Apenas se puede acusar a los subordinados que componían aquel grupo de 300 hombres, puesto que Greene los engañó por completo. Creyeron que invadían México para salvar mujeres y niños norteamericanos. Al llegar a Cananea en la tarde del segundo día, descubrieron que habían sido burlados y al día siguiente regresaron sin haber tomado parte en las matanzas de los primeros días de junio.

Pero sucedió lo contrario con los soldados de rurales mexicanos que llegaron a Cananea esa misma noche. Estaban bajo las órdenes de Izábal, Greene y Corral y se dedicaron a matar como les ordenaron. Había un batallón de caballería al mando del coronel Barrón; mil de infantería a las órdenes del general Luis Torres, quien se trasladó con sus fuerzas a toda prisa desde el río Yaqui para someterse a los propósitos de Greene; unos 200 rurales, el cuerpo de policías privados de Greene y un batallón de la acordada.

Todos ellos participaron en la matanza. Los mineros encarcelados fueron colgados; otros fueron llevados al cementerio, donde los obligaron a cavar sus fosas y allí mismo fueron fusilados; condujeron a centenares hacia Hermosillo, donde fueron consignados al ejército mexicano; otros pasaron a la colonia penal de las Islas Marías y, en fin, muchos más fueron sentenciados a largas condenas. Al llegar a Cananea las fuerzas de Torres, los huelguistas que se habían atrincherado en los montes, se rindieron sin intentar resistencia. Sin embargo, antes se efectuó un parlamento, en el que los dirigentes obtuvieron seguridades de que no se dispararía sobre los obreros; pero a pesar de que convencieron a éstos de que no debían resistir a las autoridades, Manuel M. Diéguez, Esteban B. Calderón y, Manuel Ibarra, miembros del comité ejecutivo del sindicato, fueron sentenciados a pasar cuatro años en la cárcel, donde aún permanecen, si todavía no han muerto.

Entre los encarcelados bajo órdenes de ser fusilados, se encontró L. Gutiérrez de Lara, quien no había cometido otro crimen que el de hablar en un mitin de los mineros.

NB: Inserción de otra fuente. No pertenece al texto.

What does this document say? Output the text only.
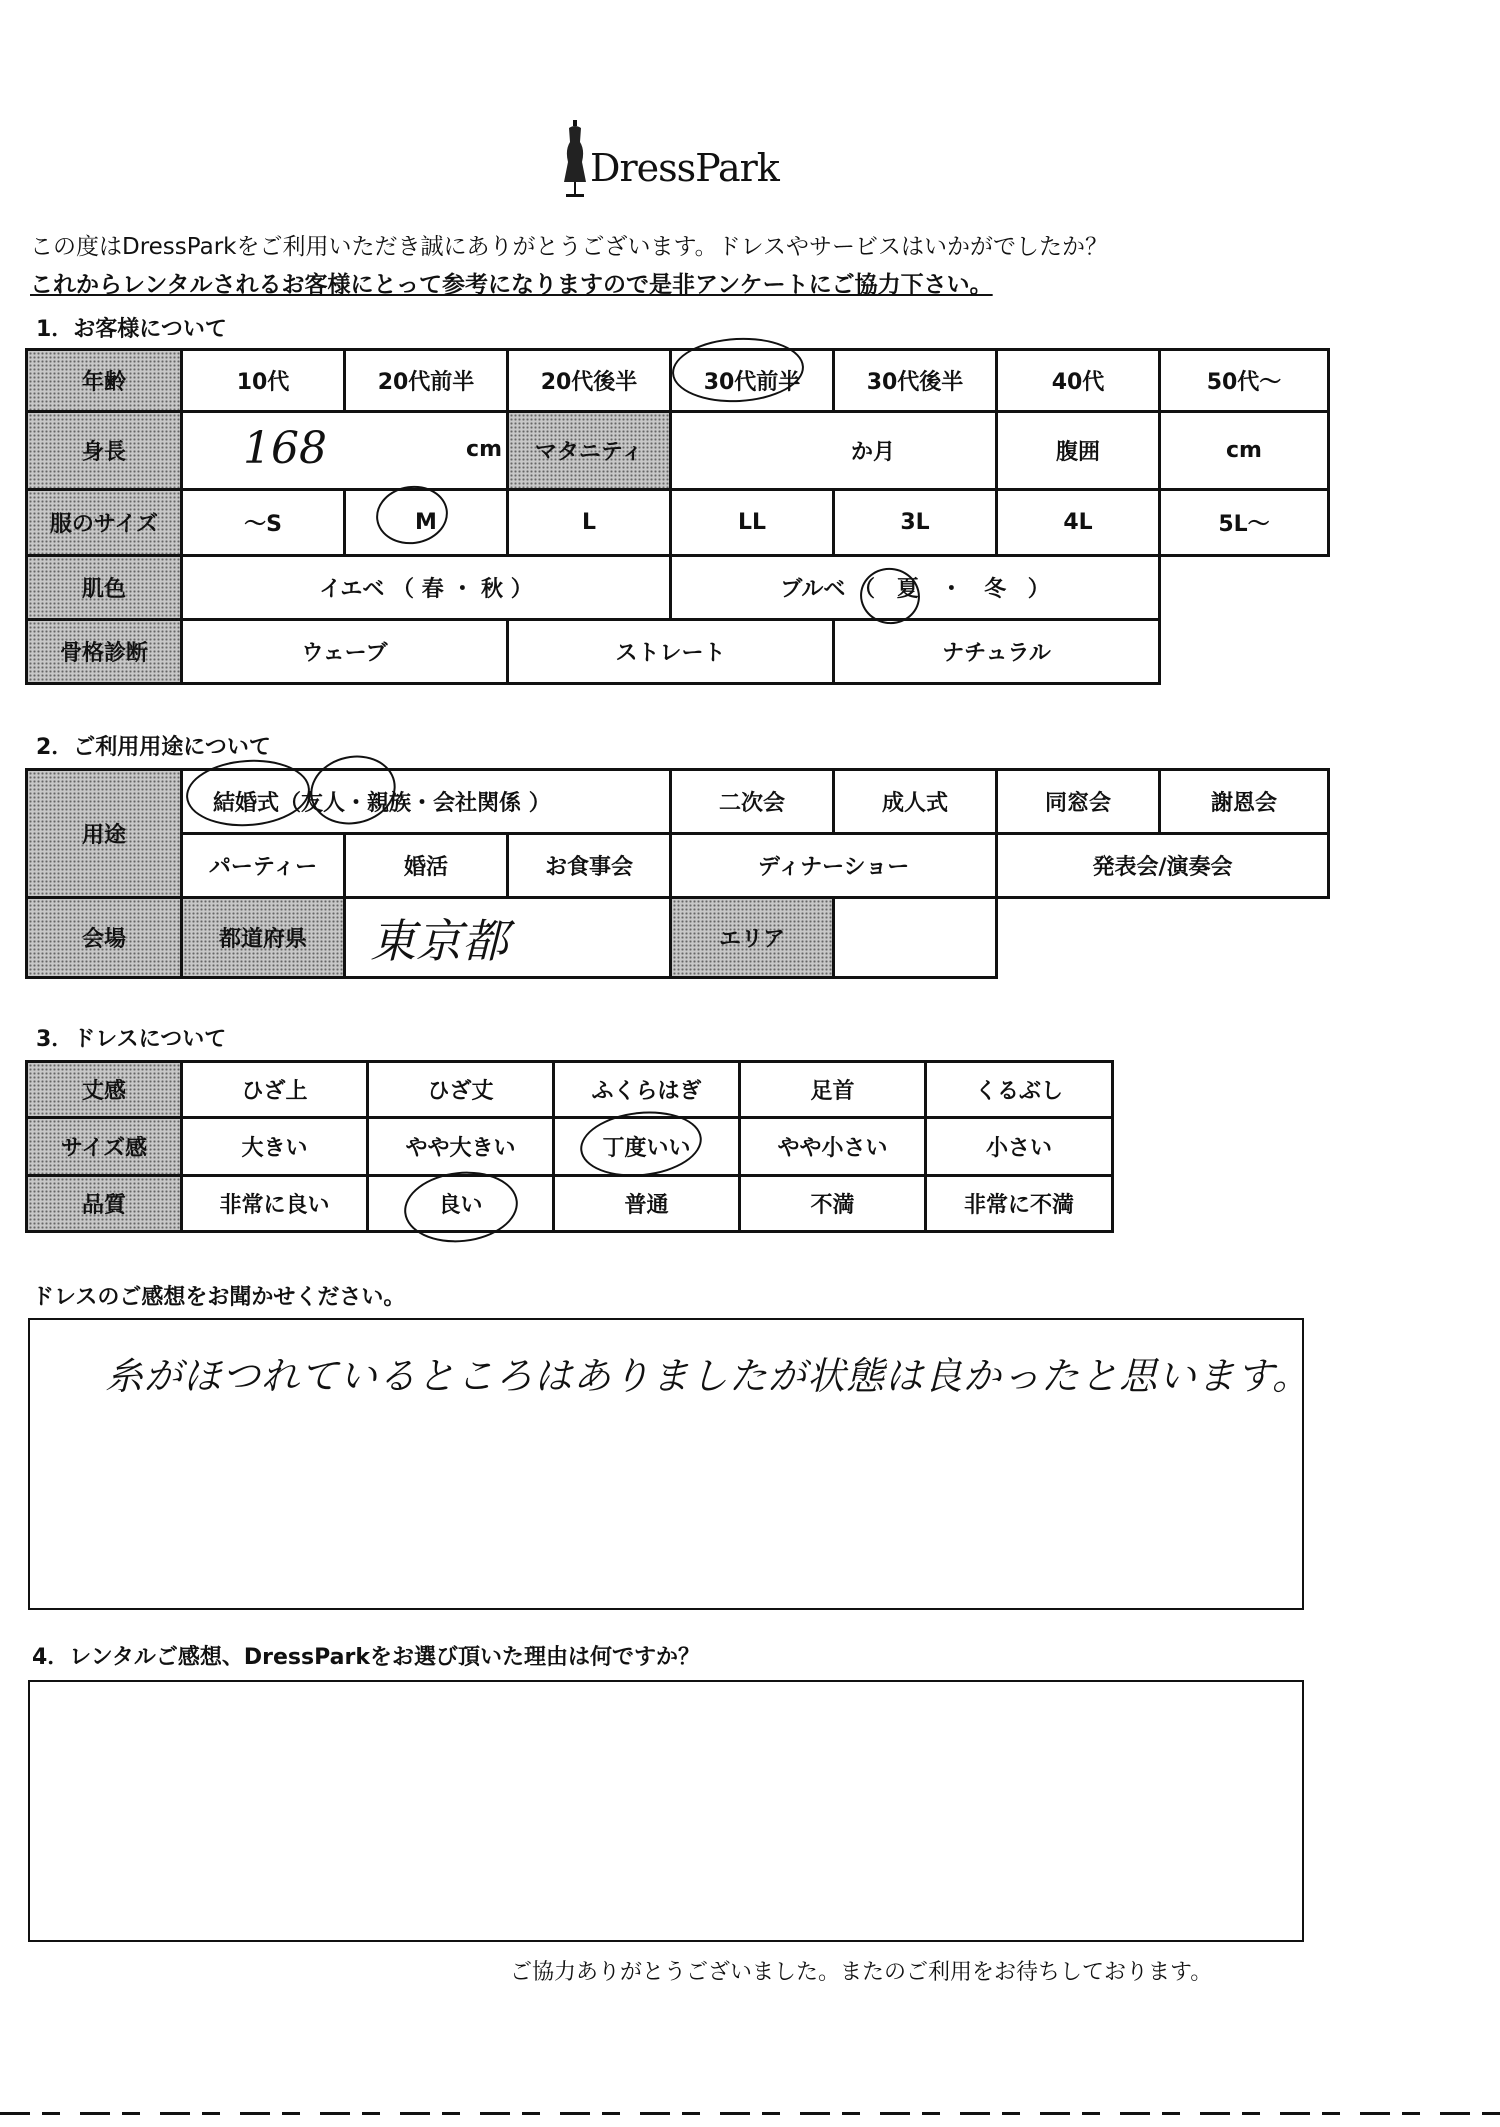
DressPark
この度はDressParkをご利用いただき誠にありがとうございます。ドレスやサービスはいかがでしたか？
これからレンタルされるお客様にとって参考になりますので是非アンケートにご協力下さい。
1．お客様について
年齢	10代	20代前半	20代後半	30代前半	30代後半	40代	50代～
身長	168 cm		マタニティ	か月		腹囲	cm
服のサイズ	～S	M	L	LL	3L	4L	5L～
肌色	イエベ （ 春 ・ 秋 ）			ブルベ （ 夏 ・ 冬 ）			
骨格診断	ウェーブ		ストレート		ナチュラル		
2．ご利用用途について
用途	結婚式（友人・親族・会社関係 ）			二次会	成人式	同窓会	謝恩会
	パーティー	婚活	お食事会	ディナーショー		発表会/演奏会	
会場	都道府県	東京都		エリア			
3．ドレスについて
丈感	ひざ上	ひざ丈	ふくらはぎ	足首	くるぶし
サイズ感	大きい	やや大きい	丁度いい	やや小さい	小さい
品質	非常に良い	良い	普通	不満	非常に不満
ドレスのご感想をお聞かせください。
糸がほつれているところはありましたが状態は良かったと思います。
4．レンタルご感想、DressParkをお選び頂いた理由は何ですか？
ご協力ありがとうございました。またのご利用をお待ちしております。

La orden para su fusilamiento y el de otros fue expedida directamente desde la Ciudad de México, por recomendación del gobernador Izábal. De Lara tenía amigos influyentes en la capital de la República y éstos se enteraron del caso gracias a la actitud amistosa del operador de telégrafos y del jefe de correos en Cananea, y pudieron conseguir a tiempo la suspensión de la sentencia.

El evento terminó en que los huelguistas, completamente desintegrados por la violencia homicida del gobierno, no fueron capaces de reagrupar sus fuerzas. Se rompió la huelga y los mineros supervivientes volvieron al trabajo poco después en condiciones menos satisfactorias que antes.

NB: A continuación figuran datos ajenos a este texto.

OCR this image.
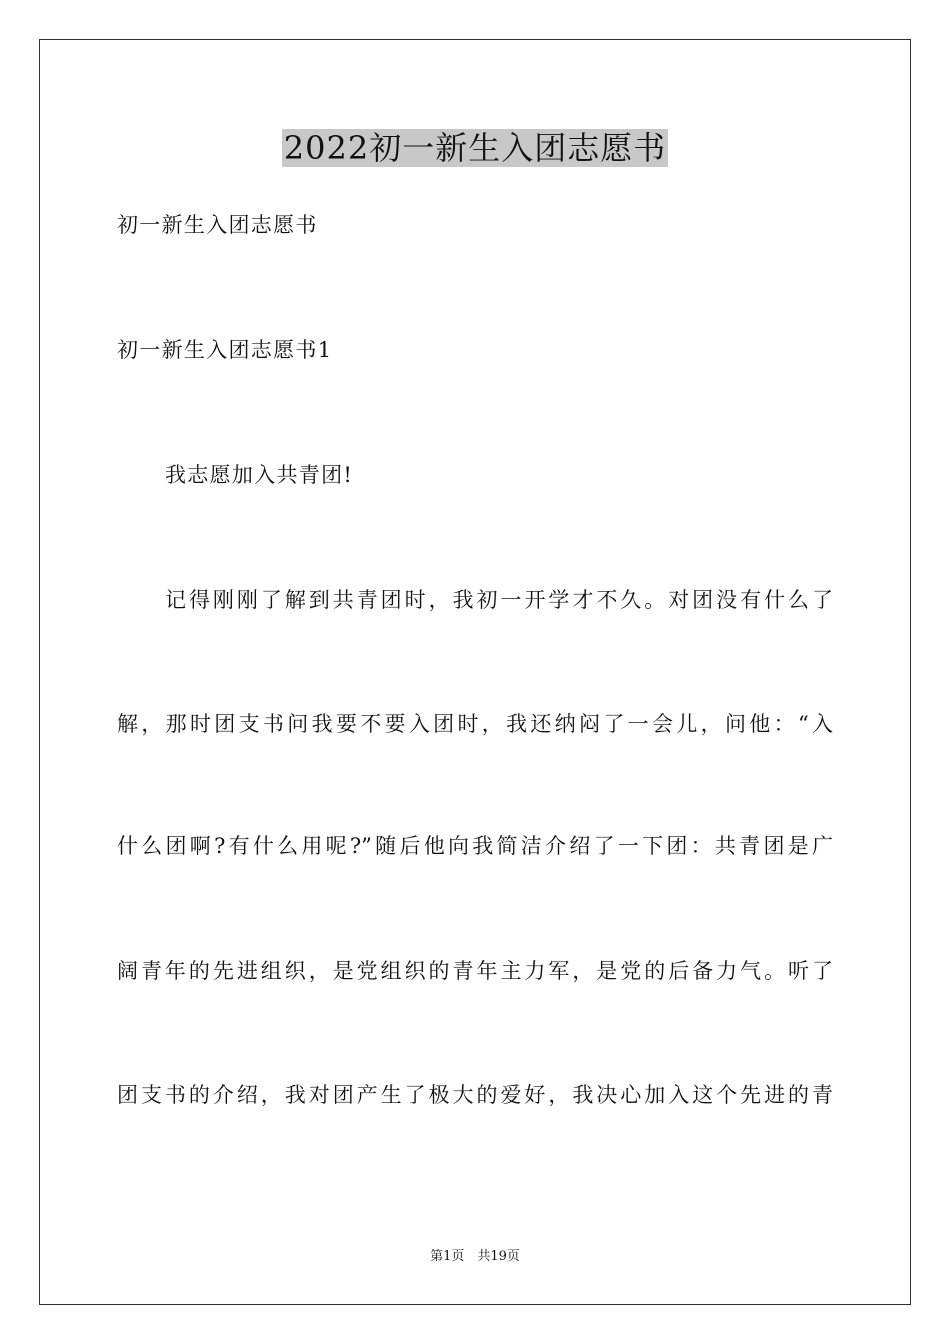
2022初一新生入团志愿书
初一新生入团志愿书
初一新生入团志愿书1
我志愿加入共青团!
记得刚刚了解到共青团时，我初一开学才不久。对团没有什么了
解，那时团支书问我要不要入团时，我还纳闷了一会儿，问他：“入
什么团啊?有什么用呢?”随后他向我简洁介绍了一下团：共青团是广
阔青年的先进组织，是党组织的青年主力军，是党的后备力气。听了
团支书的介绍，我对团产生了极大的爱好，我决心加入这个先进的青
第1页　共19页
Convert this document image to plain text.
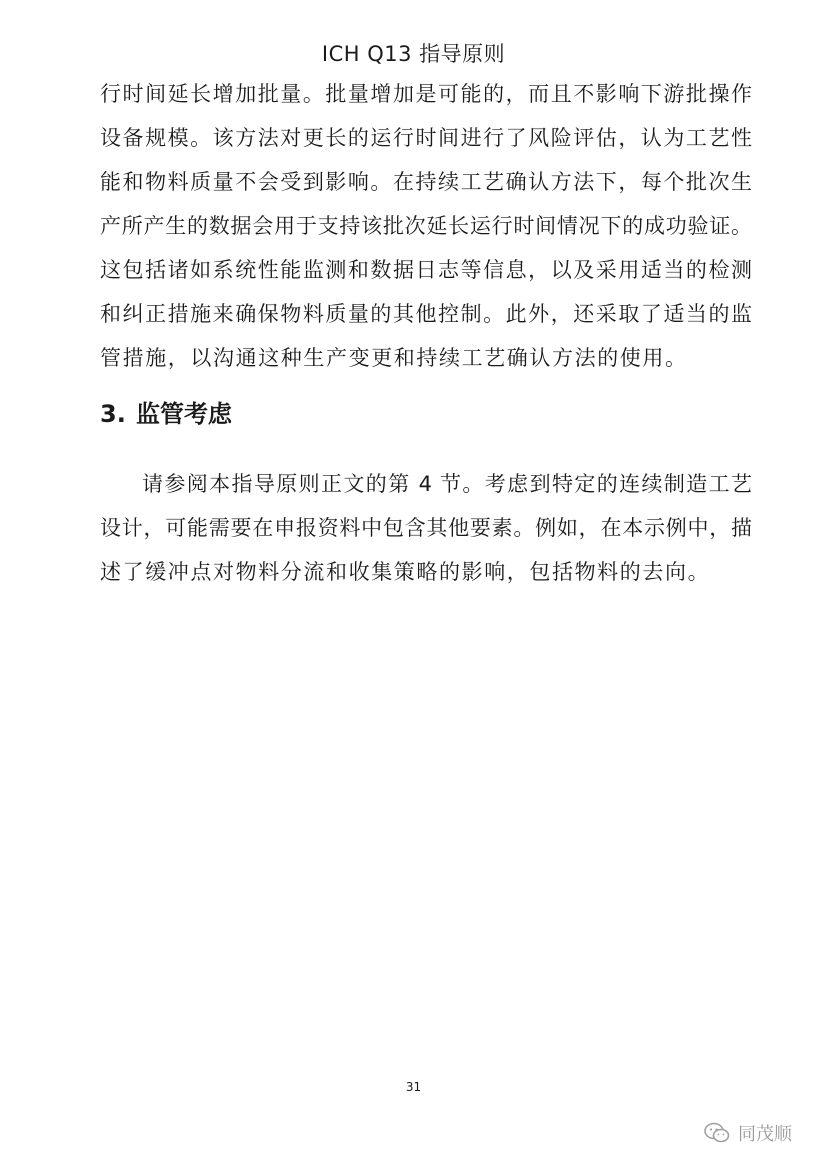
ICH Q13 指导原则
行时间延长增加批量。批量增加是可能的，而且不影响下游批操作
设备规模。该方法对更长的运行时间进行了风险评估，认为工艺性
能和物料质量不会受到影响。在持续工艺确认方法下，每个批次生
产所产生的数据会用于支持该批次延长运行时间情况下的成功验证。
这包括诸如系统性能监测和数据日志等信息，以及采用适当的检测
和纠正措施来确保物料质量的其他控制。此外，还采取了适当的监
管措施，以沟通这种生产变更和持续工艺确认方法的使用。
3. 监管考虑
请参阅本指导原则正文的第 4 节。考虑到特定的连续制造工艺
设计，可能需要在申报资料中包含其他要素。例如，在本示例中，描
述了缓冲点对物料分流和收集策略的影响，包括物料的去向。
31
同茂顺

Tal es el destino que el zar de México tiene asignado a los obreros que se atreven a pedir una parte mayor del producto de su trabajo. Queda todavía por decir lo siguiente: Greene se negó a acceder a la petición obrera de aumento de salarios, basado en una buena excusa:

- El presidente Díaz -dijo Greene-, me ha ordenado que no aumente los salarios y yo no me atrevo a desobedecerlo.

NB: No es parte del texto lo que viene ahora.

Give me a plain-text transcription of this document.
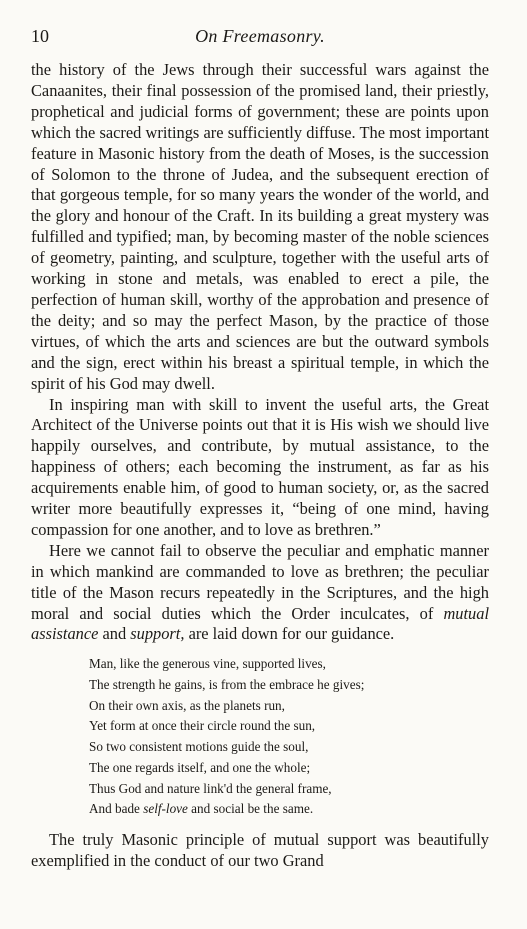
10	On Freemasonry.

the history of the Jews through their successful wars against the Canaanites, their final possession of the promised land, their priestly, prophetical and judicial forms of government; these are points upon which the sacred writings are sufficiently diffuse. The most important feature in Masonic history from the death of Moses, is the succession of Solomon to the throne of Judea, and the subsequent erection of that gorgeous temple, for so many years the wonder of the world, and the glory and honour of the Craft. In its building a great mystery was fulfilled and typified; man, by becoming master of the noble sciences of geometry, painting, and sculpture, together with the useful arts of working in stone and metals, was enabled to erect a pile, the perfection of human skill, worthy of the approbation and presence of the deity; and so may the perfect Mason, by the practice of those virtues, of which the arts and sciences are but the outward symbols and the sign, erect within his breast a spiritual temple, in which the spirit of his God may dwell.

In inspiring man with skill to invent the useful arts, the Great Architect of the Universe points out that it is His wish we should live happily ourselves, and contribute, by mutual assistance, to the happiness of others; each becoming the instrument, as far as his acquirements enable him, of good to human society, or, as the sacred writer more beautifully expresses it, “being of one mind, having compassion for one another, and to love as brethren.”

Here we cannot fail to observe the peculiar and emphatic manner in which mankind are commanded to love as brethren; the peculiar title of the Mason recurs repeatedly in the Scriptures, and the high moral and social duties which the Order inculcates, of mutual assistance and support, are laid down for our guidance.

Man, like the generous vine, supported lives,
The strength he gains, is from the embrace he gives;
On their own axis, as the planets run,
Yet form at once their circle round the sun,
So two consistent motions guide the soul,
The one regards itself, and one the whole;
Thus God and nature link'd the general frame,
And bade self-love and social be the same.

The truly Masonic principle of mutual support was beautifully exemplified in the conduct of our two Grand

Es la excusa que ofrecen los empresarios a los trabajadores en todo México. Sin duda, el presidente Díaz ha expedido semejante orden, y los que emplean obreros mexicanos, los patrones norteamericanos incluso, se aprovechan de ella con gran satisfacción. Los capitalistas norteamericanos apoyan a Díaz con mucho mayor acuerdo que al presidente Taft. Los capitalistas norteamericanos apoyan a Díaz porque esperan que mantenga siempre barata la mano de obra mexicana, y que la oferta de ésta los ayude a romper la espina dorsal de las organizaciones obreras de los Estados Unidos, ya sea mediante la transferencia de parte de su capital a México o mediante la importación de trabajadores mexicanos a los Estados Unidos.